Slow MaxScale performance compared to direct connection

dongy...@gmail.com

unread,

Nov 25, 2015, 11:29:57 PM11/25/15

to MaxScale

Hi everyone,

I have been trying to use MaxScale and testing it out in my Ubuntu VM. I just wanted to see it working with a simplest setup, yet I have found that MaxScale significantly lowers the throughput of the database compared to direct connection. I think it is similar to what has been discussed in this thread (https://groups.google.com/forum/#!searchin/maxscale/slow/maxscale/xYJ5LAlHtx0/yR8gRMwiOiAJ) about a year ago and the thread did not have a clear answer to the problem.

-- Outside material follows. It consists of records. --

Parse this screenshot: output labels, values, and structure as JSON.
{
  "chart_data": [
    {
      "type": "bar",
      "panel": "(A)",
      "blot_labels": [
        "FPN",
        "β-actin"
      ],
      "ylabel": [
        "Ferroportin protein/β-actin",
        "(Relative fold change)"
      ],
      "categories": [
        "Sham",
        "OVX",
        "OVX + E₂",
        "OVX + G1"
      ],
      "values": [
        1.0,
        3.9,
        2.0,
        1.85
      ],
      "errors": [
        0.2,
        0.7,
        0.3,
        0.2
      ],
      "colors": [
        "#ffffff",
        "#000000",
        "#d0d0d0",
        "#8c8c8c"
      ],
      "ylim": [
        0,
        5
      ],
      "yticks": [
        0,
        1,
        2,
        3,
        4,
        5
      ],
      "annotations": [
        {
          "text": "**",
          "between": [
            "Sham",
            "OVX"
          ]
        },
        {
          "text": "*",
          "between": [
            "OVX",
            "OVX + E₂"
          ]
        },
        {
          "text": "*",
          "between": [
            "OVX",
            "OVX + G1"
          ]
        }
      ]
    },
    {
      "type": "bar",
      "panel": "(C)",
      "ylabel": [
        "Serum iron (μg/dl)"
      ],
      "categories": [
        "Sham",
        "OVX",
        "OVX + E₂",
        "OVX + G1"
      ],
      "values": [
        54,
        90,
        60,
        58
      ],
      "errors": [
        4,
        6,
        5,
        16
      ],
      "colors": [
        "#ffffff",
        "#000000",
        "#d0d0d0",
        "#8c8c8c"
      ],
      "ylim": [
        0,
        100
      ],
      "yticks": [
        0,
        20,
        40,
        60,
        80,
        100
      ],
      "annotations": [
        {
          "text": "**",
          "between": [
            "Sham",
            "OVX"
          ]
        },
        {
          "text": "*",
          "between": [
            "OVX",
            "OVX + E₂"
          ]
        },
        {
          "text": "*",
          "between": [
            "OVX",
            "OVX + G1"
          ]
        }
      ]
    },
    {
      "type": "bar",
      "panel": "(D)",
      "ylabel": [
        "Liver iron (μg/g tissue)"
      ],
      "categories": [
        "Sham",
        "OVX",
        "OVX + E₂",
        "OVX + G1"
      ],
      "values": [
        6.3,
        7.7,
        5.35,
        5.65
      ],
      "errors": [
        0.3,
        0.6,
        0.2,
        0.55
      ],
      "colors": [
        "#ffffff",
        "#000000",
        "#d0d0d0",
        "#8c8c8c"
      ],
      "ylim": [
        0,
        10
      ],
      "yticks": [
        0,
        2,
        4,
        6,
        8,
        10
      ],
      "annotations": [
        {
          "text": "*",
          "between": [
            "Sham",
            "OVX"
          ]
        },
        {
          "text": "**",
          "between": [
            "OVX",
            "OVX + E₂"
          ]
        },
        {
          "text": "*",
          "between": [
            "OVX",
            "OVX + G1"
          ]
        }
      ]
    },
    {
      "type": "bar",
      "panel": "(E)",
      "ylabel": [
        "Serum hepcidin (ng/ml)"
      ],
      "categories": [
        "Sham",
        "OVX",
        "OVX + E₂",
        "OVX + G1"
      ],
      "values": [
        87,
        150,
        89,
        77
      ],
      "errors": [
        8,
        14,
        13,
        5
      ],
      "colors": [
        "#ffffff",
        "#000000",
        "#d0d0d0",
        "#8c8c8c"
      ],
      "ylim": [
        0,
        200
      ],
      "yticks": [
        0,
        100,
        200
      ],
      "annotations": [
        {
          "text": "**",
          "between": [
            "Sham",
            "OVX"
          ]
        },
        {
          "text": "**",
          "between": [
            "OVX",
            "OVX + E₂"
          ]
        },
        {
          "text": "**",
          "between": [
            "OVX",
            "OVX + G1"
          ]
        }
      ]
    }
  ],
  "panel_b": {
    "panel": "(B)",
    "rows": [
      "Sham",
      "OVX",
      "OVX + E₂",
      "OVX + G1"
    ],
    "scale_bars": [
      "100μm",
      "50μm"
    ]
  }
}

I am using MariaDB 10.0.21 and MaxScale 1.2.1. I have run tpcc benchmark with OLTPBenchmark (http://oltpbenchmark.com/wiki/index.php?title=Main_Page - site is broken atm). I just use single readconnroute with listener and nothing else. The throughput difference is about 15~20x between MaxScale and direct connection:

1) with MaxScale: Rate limited reqs/s: Results(nanoSeconds=30001768896, measuredRequests=350) = 11.665978803225297 requests/sec
2) with direct connection: Rate limited reqs/s: Results(nanoSeconds=30002113184, measuredRequests=5859) = 195.2862441411154 requests/sec

What could be the reason behind such huge overhead? Any help would be greatly appreciated. The following is the maxscale.cnf that I am currently using:

[maxscale]
threads=4

[Read Connection Router]
type=service
router=readconnroute
servers=server1
user=root
passwd=
enable_root_user=true

[Read Connection Listener]
type=listener
service=Read Connection Router
protocol=MySQLClient
port=3600
socket=/home/dyoon/maxscale/readconn.sock

[server1]
type=server
address=127.0.0.1
port=3400
protocol=MySQLBackend

Thanks,
Dong Young

James Wang

unread,

Nov 26, 2015, 6:19:48 AM11/26/15

to MaxScale, dongy...@gmail.com

Hi,

Do you have figures for HAProxy please?

Markus

unread,

Nov 26, 2015, 6:29:57 AM11/26/15

to maxs...@googlegroups.com

Hi,

Your configuration will never be faster than a direct connection due to
the fact that you only use one server. Compared to a direct connection
to a database, you have to take an extra network hop through MaxScale
which will result in slower connections and lower benchmark results.
This is true for all proxy solutions regardless of the implementation.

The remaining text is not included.